Biopharmazeutika gelten als hochwirksame Medikamente für RA-Patienten, „da sie Schmerzen und Bewegungseinschränkungen der Patienten erheblich mindern oder ganz verhindern und in vielen Fällen auch die Gelenkdeformation und -zerstörung teilweise oder sogar gänzlich abwenden oder stoppen können“, so die Experten. Im Vergleich zu der Situation vor 1999/2000 eine Revolution.
Das zeigt auch eine Auswertung der Daten von Mitgliedern der Krankenkasse AOK: Von 2002 bis 2012 ist die Zahl der Arbeitsunfähigkeitstage bei den RA-Betroffenen gesunken – bei Frauen um 27 Prozent bei Männern um sieben Prozent. „Die Häufigkeit, mit der RA-bedingte Erwerbsminderungsrenten bezogen werden mussten, nahm zwischen 2001 und 2011 bei RA-Patienten um 36 % (Frauen) bzw. 30 % (Männer) ab (Daten der Deutschen Rentenversicherung)“, ist im Biotech-Report zu lesen. Und auch die Zahl sowie Dauer von Krankenhausaufenthalten hat abgenommen. Im Gegensatz dazu bleiben immer mehr RA-Patienten im Berufsleben.

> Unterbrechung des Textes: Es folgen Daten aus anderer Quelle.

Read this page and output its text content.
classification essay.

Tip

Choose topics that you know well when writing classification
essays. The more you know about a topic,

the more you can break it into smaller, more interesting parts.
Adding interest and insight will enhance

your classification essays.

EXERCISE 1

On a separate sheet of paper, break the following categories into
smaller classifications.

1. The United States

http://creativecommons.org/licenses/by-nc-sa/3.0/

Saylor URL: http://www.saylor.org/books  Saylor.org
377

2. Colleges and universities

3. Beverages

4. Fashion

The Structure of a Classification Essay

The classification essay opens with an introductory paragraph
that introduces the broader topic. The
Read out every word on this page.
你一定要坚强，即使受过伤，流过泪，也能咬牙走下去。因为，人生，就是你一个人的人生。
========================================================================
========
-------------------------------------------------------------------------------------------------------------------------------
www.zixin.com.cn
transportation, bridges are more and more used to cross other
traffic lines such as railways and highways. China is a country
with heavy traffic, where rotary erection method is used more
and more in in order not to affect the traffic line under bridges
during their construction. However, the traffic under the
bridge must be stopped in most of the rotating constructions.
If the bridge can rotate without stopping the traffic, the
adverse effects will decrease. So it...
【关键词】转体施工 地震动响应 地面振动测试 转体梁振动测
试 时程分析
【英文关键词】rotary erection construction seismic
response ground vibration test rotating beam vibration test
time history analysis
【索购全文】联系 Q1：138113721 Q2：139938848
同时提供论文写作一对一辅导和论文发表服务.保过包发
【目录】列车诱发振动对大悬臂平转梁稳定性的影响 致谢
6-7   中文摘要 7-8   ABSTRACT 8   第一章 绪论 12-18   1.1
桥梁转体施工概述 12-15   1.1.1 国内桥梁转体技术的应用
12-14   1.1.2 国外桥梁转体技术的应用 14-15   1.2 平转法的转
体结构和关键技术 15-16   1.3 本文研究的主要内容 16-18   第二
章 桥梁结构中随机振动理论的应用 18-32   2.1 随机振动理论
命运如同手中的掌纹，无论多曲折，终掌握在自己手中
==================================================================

Pharmaforschung: für ein selbstbestimmtes Leben mit Rheuma
Das deutsche RABBIT-Register, welches Langzeitdaten zur Verträglichkeit und Wirksamkeit von bDMARDs generiert, zeigt: Die Sterblichkeit der Betroffenen, die mit biopharmazeutischen Medikamenten therapiert wurden, ist im Vergleich zur konventionellen Therapie deutlich reduziert. „Pharmaforschung zu Rheuma hat vielen Menschen geholfen, ein selbstbestimmtes Leben zu führen. Sie hilft aber auch der Volkswirtschaft in Zeiten eines aufkommenden Fachkräftemangels und im demografischen Wandel“, resümiert Han Steutel, Präsident des vfa.